Il festival ha ritrovato il sole, ma il clima in piazza Grande è ancora piuttosto pesante grazie alla proiezione di Hinterland dell’austriaco Stefan Ruzowitzky, che qualche anno fa si era aggiudicato un Oscar come miglior film straniero per Il falsario Operazione Bernhard, vicenda poco nota sul tentativo nazista di precettare tipografi e falsari dai campi di concentramento per fargli creare dollari e sterline falsi. Qui la storia risale invece al 1920, quando un gruppo di prigionieri, reduci dell’esercito imperiale, ritorna finalmente a Vienna. La città non è più la stessa, come mostrato dalla scenografia urbana che pesca nell’immaginario di Christopher Nolan, nelle opere di Hundertwasser e nei videogames, per restituire palazzi sghembi, storti, dagli equilibri improbabili.

MA QUESTO È IL MENO, perché l’Austria da potente impero è ridotta a una insignificante piccola repubblica. E soprattutto la sconfitta ha operato sulla zucca degli abitanti al punto che tutto sembra stia per esplodere, mentre comincia a serpeggiare qualche svastica. Preso in questa situazione devastante, dopo che la sua ricca famiglia ha perso una fortuna in buoni di guerra, Perg, ex ispettore di polizia non si dà pace, un po’ come per i reduci del grande schermo (e anche della realtà) di guerre più recenti. Corpi mutilati, degrado, povertà, depravazione e omicidi rituali che colpiscono i reduci. Raccontati puntando molto sull’aspetto visivo Ruzowitzky rischia di farsi sopraffare da questa dimensione visionaria, affastella una quantità colossale di temi e di sottostorie al punto da rendere un po’ indigesto il suo polpettone pacifista e ridondante. Il regista dice che il soggetto del suo film è «la mascolinità tossica» dovuta a un malinteso senso del dovere, alla vergogna e alla rabbia per la sconfitta che scatenano un’aggressività cieca.
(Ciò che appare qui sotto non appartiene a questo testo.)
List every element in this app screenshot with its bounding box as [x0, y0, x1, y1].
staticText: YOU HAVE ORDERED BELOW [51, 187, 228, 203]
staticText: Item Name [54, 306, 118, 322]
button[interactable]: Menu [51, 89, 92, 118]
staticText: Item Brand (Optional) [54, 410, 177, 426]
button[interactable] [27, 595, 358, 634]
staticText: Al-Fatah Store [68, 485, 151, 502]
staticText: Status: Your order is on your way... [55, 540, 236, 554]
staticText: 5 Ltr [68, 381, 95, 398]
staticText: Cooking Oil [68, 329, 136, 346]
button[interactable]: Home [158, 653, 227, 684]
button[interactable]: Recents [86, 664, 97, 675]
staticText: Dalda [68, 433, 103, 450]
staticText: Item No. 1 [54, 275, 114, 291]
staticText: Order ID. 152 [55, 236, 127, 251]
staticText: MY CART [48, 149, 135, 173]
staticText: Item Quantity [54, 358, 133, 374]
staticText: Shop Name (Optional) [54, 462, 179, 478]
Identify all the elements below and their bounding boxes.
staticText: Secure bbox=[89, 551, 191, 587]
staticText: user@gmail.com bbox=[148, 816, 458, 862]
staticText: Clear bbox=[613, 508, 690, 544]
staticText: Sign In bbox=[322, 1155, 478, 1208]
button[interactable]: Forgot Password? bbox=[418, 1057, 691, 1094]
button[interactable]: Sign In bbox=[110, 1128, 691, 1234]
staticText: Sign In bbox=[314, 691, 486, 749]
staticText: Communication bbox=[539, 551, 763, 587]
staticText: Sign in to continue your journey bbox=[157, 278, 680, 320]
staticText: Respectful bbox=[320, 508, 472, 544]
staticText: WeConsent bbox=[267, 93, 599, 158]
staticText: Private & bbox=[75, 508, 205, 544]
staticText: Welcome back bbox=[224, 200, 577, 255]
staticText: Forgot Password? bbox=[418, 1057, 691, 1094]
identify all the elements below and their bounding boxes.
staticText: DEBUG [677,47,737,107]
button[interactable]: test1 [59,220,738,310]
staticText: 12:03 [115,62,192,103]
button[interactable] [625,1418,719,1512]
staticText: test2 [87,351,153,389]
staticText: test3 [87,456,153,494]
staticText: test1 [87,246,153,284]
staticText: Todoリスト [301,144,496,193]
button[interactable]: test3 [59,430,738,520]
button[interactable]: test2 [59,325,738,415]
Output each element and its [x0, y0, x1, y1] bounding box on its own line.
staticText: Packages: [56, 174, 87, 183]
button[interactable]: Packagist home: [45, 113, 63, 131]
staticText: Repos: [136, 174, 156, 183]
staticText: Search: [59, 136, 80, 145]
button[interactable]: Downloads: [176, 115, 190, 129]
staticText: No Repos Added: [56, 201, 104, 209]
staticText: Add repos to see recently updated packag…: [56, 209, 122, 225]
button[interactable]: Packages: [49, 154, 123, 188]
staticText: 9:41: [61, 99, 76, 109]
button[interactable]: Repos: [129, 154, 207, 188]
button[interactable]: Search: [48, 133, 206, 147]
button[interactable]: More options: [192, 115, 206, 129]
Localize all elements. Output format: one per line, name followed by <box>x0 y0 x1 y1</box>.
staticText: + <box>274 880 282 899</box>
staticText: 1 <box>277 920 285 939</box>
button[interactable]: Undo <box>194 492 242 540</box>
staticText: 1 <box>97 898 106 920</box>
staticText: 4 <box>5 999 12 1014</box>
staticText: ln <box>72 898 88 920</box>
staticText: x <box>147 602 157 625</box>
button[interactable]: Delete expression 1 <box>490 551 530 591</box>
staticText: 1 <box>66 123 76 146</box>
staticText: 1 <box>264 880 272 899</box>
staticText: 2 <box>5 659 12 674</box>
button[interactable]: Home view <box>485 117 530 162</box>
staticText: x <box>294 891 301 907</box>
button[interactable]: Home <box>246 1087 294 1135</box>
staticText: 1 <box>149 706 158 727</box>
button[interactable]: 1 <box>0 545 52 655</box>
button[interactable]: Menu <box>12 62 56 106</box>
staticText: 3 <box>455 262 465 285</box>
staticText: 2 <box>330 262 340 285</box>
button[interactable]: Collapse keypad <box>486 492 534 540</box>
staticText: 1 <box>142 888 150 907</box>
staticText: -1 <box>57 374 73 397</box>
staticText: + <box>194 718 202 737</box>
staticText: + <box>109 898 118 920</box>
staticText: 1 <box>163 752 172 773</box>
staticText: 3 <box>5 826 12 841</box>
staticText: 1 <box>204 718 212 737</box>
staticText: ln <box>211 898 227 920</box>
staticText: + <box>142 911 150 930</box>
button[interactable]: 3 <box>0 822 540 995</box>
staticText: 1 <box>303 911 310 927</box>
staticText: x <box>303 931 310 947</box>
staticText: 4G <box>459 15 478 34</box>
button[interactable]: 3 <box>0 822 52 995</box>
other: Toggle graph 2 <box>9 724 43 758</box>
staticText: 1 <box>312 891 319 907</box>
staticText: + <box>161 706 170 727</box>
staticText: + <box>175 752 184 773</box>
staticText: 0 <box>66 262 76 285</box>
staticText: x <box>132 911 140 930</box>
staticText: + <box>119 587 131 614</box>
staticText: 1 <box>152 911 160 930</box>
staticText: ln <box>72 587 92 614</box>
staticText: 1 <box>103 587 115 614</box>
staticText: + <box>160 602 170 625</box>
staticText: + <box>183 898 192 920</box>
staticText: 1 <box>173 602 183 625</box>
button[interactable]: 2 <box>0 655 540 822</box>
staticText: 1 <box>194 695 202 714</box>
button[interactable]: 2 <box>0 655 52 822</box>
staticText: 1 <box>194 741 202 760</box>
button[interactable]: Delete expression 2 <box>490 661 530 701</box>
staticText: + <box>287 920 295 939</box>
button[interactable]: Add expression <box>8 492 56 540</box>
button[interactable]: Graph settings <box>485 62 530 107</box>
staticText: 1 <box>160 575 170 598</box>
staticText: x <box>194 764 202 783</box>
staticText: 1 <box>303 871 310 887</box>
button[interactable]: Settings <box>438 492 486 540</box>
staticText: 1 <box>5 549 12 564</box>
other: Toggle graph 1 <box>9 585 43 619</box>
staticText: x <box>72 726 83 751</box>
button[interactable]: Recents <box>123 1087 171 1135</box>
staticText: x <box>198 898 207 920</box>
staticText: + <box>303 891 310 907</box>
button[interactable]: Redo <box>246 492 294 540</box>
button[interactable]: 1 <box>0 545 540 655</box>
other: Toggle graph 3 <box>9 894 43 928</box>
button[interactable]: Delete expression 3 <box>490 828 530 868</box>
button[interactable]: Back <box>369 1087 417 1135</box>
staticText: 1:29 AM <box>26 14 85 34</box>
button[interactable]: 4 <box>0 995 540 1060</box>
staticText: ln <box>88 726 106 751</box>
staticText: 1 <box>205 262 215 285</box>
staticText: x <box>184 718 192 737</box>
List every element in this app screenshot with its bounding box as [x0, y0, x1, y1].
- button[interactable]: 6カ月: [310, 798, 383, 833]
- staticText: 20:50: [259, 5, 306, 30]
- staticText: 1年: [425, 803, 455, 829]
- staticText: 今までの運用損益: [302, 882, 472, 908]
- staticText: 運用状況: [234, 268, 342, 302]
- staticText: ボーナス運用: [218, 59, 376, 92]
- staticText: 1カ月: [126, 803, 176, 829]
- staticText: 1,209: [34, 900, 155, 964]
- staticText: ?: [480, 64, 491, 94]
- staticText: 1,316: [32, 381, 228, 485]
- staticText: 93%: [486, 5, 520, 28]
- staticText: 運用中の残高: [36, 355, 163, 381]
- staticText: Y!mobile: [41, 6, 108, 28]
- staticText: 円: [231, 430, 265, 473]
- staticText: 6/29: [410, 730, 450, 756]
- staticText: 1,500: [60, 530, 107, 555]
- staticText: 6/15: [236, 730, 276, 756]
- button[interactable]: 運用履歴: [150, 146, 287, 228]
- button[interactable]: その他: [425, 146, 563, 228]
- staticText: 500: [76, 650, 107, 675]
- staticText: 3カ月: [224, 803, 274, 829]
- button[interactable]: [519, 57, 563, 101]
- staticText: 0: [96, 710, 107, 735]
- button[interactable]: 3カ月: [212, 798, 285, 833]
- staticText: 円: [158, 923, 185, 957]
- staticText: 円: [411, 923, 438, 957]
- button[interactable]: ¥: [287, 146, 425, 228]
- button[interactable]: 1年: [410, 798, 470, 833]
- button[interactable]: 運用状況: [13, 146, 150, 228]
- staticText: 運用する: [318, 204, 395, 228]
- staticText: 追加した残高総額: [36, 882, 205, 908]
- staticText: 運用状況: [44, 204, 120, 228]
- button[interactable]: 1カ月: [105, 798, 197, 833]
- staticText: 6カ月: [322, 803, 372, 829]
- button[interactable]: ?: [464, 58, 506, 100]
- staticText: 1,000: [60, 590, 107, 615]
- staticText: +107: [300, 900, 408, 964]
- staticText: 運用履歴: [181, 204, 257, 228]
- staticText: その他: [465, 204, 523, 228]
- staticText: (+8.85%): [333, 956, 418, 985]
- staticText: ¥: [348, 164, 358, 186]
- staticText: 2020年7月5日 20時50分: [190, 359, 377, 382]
NEI CINEASTI del presente invece un’incursione italiana: Il legionario di Hleb Papou, regista di origine bielorussa (intervistato su Alias del 31 luglio scorso) da tempo residente in Italia e frequentatore del Centro Sperimentale. Qualche anno fa aveva realizzato un corto dallo stesso titolo e sullo stesso tema, due fratelli italiani di origine camerunense, uno celerino, l’altro leader del comitato di una casa occupata da anni sotto minaccia di sgombero. Ora quella storia è diventata un film, grazie alla sceneggiatura scritta con Giuseppe Brigante e Emanuele Mochi.

Il tentativo è coraggioso, seppure senza grandi risorse produttive, nel suo modo di affrontare alcune trasformazioni italiane, sulle contraddizioni che attanagliano il paese, dove può succedere che simpatie leghiste allignino dove mai uno potrebbe aspettarselo, dove all’interno della celere le simpatie destrorse siano prevalenti, come sempre, ma dove anche gli occupanti del palazzo possono sfoderare un ventaglio di comportamenti e pregiudizi che ormai si annidano ovunque. Quel che ne esce è un ritratto eccentrico e inconsueto che forse solo un italiano-straniero poteva scovare, cercando di rimanere più vicino al cinema di genere piuttosto che alle tragedie della miseria.